God centered anticipation – the dawning of a new dispensation


Merry Advent Season

And this is the sign unto you: Ye shall find a babe wrapped in swaddling clothes, and lying in a manger.

Luke 2:12 ASV

December always catches us by surprise. Sometimes one can get irritated if you allow it to catch you on the wrong side of life. Having a God centered anticipation corrects the attitude. Most didn’t catch the birth of Christ, it was a uneventful moment in the chaos of life. Others were rudely interrupted so much that it altered their course in life. Heaven long ago prepared for an Incarnation, but Earth was not quite ready. (Interpreters Bible) It was the dawning of a new dispensation for when it’s midnight all around the daystar comes silently.

When God does a marvelous work, such as may amaze all heaven and earth, He commands silence all around, sends forth the still small voice, and then sets some feeble instrument to work—and straightway it is done! Man toils and pants, and after all effects but little; the Creator, in the silent majesty of power, noiseless yet resistless, achieves by a word the infinite wonders of omnipotence! Horace Bonar

I pray you will allow yourself to be caught up in anticipation! Come beggar, bag lady, tramp mendicant and allow your crud to be washed; washed into blood red. To look again at the simple things of life, to pause at the manger and be part of its birth. Standing there in the muck and the smell of the stall centers me back to it all. Christ can come anytime anywhere anyplace-he is not set off by the unexpected. He isn’t in the crowded inn full of the “other” noises. He bleeds out to the simple; the ones under the loads of life. God comes quiet and comes small. Small enough to understand us, small enough to bend and listen to our sorrow. Love comes anticipating a reception – in the room all quiet. Meet him in this Advent season.

Anticipating His Second Advent


Hag. 2:6 ¶ “For thus says the LORD of hosts: ‘Once more (it is a little while) I will shake heaven and earth, the sea and dry land; and I will shake all nations, and they shall come to the Desire of All Nations, and I will fill this temple with glory,’ says the LORD of hosts.

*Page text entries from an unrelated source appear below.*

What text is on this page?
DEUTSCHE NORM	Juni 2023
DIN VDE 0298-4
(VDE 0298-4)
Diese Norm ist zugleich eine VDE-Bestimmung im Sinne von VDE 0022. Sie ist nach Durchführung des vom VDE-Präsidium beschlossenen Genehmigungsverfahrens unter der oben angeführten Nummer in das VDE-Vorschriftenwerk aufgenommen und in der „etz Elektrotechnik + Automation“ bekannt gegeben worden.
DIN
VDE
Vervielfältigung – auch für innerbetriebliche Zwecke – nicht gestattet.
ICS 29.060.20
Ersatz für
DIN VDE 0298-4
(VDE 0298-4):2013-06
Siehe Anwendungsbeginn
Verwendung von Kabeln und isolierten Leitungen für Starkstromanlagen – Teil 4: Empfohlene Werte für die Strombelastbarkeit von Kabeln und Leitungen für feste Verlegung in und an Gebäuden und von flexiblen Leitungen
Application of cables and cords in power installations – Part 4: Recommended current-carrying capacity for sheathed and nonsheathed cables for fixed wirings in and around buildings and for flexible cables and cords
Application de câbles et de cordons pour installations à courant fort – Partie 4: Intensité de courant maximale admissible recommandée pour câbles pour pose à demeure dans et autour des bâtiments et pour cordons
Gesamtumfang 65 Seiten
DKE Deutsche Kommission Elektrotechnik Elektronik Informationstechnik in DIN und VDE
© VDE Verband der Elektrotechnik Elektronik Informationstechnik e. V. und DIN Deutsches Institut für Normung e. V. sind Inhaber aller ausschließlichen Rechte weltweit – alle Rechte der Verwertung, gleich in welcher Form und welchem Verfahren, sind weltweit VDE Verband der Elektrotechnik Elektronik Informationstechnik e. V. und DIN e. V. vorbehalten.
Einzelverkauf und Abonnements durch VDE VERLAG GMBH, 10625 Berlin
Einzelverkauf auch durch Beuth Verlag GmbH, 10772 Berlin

Parris and I are finishing up a ministry trip in Manila, Philippines as I write today’s devotion. Christmas is a big deal in Manila, Christmas trees and decorations are everywhere. Just like we sense in America, there is a conflict in the air as we anticipate the celebration of the Lord’s birth. We see the conflict in the irony of affluence and poverty, sickness and health, joy and sadness as the celebration draws near. This waiting for Christmas pictures what is really going on inside of all of us. Actually the conflict is in creation itself. Creation is groaning in joyful anticipation of the coming kingdom, even in the midst of the conflict and heartbreak all around us in our world. Here is how the Apostle Paul describes this irony all around us from the Message Bible;

Rom. 8:19-21 – “The created world itself can hardly wait for what’s coming next. Everything in creation is being more or less held back. God reins it in until both creation and all the creatures are ready and can be released at the same moment into the glorious times ahead. Meanwhile, the joyful anticipation deepens”.

That is exactly what I see in the streets of America and I feel groaning in the hearts of the people in the Philippines. Darkness is increasing as our anticipation deepens.

This is the feeling we get when we think about what it was like in Israel before the birth of Jesus Christ. The Apostle Matthew described the spiritual climate like this,

Matt. 4:15 ¶ “The land of Zebulun and the land of Naphtali,

the way of the sea, beyond the Jordan, Galilee of the Gentiles—

Matt. 4:16 the people dwelling in darkness

have seen a great light,

and for those dwelling in the region and shadow of death,

on them a light has dawned.”

There was an unusual darkness settling in on the world when suddenly the darkness gave way to the light in the birth of Christ. That’s how it feels today, we are grieved by the darkness of our world but the joyful expectancy of something about to happen is growing inside of our hearts. As we welcome another Christmas we are really preparing for the Second Advent of our Lord.